What is the FC preheat for M270M HPS345W / M270 HPS50W with H8 at > 60 mm (> 2½ in)?

For fracture-critical M270M HPS345W / M270 HPS50W welded with H8-designated consumables at > 60 mm (> 2½ in) thickness and > 2.8 kJ/mm heat input, the minimum preheat is 325°F (160°C) per D1.5 Table 12.6/12.7.

What is the difference between FC and NFC preheat for M270M HPS345W / M270 HPS50W?

Non-fracture-critical (Table 6.3) preheat is a simple thickness-based lookup. Fracture-critical (Tables 12.4–12.8) adds hydrogen level and heat input as variables, typically requiring higher preheat. For FC members, the hydrogen designator on the consumable classification directly determines the minimum preheat.

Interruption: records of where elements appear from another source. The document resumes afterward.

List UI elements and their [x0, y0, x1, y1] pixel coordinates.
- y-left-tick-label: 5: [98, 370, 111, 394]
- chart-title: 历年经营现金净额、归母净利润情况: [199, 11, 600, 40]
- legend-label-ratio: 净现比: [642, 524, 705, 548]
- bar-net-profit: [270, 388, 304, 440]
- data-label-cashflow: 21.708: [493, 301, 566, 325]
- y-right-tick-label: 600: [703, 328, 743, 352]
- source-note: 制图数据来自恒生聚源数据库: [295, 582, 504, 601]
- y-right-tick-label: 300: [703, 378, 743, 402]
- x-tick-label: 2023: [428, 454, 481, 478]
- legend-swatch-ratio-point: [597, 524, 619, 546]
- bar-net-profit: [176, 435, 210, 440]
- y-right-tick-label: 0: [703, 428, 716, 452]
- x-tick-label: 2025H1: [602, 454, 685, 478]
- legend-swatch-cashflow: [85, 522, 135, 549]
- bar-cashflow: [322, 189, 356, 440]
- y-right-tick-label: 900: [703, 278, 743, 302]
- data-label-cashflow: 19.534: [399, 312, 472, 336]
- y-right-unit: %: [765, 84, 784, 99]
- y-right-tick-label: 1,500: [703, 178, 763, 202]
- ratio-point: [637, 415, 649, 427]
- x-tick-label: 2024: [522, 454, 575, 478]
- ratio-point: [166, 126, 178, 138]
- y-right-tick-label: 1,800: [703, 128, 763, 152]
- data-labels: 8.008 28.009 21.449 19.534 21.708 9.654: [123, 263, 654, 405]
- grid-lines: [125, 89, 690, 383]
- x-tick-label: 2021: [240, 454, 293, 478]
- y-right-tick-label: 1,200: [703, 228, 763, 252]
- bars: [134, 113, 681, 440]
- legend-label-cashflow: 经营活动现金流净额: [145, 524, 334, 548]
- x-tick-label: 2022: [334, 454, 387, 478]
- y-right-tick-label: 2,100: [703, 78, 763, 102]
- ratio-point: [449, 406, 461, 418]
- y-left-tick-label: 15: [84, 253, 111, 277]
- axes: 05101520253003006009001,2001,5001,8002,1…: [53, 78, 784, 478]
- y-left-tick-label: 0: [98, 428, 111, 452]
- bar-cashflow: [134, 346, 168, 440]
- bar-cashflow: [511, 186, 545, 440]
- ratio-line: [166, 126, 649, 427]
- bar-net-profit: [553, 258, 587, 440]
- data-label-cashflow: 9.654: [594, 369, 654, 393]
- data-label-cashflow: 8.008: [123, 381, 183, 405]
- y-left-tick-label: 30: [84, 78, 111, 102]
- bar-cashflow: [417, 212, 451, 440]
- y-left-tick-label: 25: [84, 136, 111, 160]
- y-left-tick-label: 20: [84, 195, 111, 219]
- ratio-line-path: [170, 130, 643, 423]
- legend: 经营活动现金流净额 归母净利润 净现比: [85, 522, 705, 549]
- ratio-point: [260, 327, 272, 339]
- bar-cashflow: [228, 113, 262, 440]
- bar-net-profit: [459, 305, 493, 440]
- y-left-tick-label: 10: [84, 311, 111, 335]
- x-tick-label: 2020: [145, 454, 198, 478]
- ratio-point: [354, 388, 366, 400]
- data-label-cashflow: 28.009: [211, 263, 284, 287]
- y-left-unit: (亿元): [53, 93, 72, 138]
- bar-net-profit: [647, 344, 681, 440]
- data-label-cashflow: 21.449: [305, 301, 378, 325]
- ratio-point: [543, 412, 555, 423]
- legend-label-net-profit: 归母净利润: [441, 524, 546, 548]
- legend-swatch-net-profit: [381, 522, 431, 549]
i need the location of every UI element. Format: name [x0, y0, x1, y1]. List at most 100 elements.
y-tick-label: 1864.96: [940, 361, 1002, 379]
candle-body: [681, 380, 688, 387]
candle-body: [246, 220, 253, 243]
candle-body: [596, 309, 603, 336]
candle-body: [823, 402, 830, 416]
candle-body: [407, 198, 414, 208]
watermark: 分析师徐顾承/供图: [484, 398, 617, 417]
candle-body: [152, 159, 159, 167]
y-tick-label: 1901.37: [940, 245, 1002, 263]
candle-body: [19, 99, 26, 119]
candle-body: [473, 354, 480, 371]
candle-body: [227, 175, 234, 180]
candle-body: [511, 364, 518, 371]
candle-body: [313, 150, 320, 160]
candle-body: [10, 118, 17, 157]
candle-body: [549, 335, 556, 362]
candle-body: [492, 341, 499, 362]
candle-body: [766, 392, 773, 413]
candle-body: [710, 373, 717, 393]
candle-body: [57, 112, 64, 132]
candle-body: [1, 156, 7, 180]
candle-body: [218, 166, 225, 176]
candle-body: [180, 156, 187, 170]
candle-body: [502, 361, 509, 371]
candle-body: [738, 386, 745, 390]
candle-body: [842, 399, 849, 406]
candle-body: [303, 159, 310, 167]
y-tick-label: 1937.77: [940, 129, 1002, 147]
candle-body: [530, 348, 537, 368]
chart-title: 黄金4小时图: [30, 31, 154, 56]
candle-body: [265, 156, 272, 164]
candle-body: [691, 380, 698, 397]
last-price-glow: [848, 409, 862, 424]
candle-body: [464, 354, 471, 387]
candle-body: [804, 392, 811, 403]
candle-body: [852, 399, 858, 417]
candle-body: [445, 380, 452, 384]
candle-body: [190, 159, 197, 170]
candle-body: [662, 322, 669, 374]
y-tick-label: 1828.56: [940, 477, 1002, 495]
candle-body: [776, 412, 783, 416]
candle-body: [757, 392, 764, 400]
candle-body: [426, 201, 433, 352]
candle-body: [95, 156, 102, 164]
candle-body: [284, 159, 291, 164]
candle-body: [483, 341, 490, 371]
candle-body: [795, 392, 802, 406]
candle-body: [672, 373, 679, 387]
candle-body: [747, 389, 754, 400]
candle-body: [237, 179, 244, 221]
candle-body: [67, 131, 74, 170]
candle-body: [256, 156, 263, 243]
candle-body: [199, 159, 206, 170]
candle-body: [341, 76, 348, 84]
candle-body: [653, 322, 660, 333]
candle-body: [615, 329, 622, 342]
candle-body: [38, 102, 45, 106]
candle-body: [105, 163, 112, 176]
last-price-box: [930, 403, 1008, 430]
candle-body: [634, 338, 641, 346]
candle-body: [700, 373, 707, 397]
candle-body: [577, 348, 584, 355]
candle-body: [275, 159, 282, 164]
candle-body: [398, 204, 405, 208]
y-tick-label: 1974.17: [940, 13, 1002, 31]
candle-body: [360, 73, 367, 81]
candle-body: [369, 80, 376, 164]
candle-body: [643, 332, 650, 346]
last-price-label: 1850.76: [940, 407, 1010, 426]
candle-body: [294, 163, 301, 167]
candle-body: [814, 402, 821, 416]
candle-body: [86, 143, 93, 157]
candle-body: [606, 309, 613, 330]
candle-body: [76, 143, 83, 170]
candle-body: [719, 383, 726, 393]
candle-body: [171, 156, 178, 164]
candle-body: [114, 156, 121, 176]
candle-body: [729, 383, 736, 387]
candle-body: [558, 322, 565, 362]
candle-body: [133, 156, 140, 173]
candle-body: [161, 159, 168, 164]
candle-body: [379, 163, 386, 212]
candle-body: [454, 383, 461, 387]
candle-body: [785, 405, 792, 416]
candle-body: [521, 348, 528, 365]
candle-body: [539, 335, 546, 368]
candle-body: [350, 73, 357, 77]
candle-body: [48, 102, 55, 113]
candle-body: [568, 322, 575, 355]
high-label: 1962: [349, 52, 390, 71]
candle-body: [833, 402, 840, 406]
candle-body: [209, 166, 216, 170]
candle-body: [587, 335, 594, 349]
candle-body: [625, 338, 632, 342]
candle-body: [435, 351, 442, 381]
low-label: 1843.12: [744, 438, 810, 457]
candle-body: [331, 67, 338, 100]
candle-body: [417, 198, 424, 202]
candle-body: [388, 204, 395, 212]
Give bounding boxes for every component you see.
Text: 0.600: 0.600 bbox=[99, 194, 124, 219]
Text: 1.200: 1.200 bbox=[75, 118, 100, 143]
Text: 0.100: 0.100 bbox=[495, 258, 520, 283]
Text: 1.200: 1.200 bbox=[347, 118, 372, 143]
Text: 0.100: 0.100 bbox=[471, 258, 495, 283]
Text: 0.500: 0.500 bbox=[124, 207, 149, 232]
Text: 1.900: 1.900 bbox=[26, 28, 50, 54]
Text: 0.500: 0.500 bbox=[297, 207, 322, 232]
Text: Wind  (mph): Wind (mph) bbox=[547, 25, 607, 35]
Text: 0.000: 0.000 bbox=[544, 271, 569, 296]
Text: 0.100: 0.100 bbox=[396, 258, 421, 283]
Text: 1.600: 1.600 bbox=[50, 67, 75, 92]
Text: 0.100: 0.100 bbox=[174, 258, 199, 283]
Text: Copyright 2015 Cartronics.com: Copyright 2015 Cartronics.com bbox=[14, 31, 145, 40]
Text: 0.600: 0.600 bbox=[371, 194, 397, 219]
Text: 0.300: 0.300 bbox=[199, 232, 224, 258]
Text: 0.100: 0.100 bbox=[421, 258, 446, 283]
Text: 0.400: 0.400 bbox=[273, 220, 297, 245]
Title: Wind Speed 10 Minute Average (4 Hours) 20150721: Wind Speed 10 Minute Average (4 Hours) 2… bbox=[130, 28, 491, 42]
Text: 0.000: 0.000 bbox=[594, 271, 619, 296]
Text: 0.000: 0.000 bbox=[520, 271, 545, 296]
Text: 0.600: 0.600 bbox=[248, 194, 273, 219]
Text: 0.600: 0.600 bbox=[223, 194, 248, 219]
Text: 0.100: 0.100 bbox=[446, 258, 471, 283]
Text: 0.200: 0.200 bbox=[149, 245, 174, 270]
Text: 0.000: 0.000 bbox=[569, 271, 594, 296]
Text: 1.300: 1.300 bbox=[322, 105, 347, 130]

How does heat input affect preheat for FC M270M HPS345W / M270 HPS50W?

Higher heat input means slower cooling rates, giving hydrogen more time to diffuse out of the weld zone. At > 2.8 kJ/mm, the 325°F preheat balances the hydrogen level and cooling rate. Moving to a higher heat input band would typically reduce the required preheat for the same hydrogen level and thickness.

Why is preheat the same for both groups above 65 mm?

Table 6.3 converges at 110°C (225°F) for both groups at this thickness because the dominant factor becomes hydrogen diffusion distance through the thick section rather than the steel’s hardenability. Even Group 1 steels need substantial preheat at 65+ mm to keep cooling rates slow enough for safe hydrogen escape.

D1.5:2025 reference data. Not affiliated with AWS or AASHTO.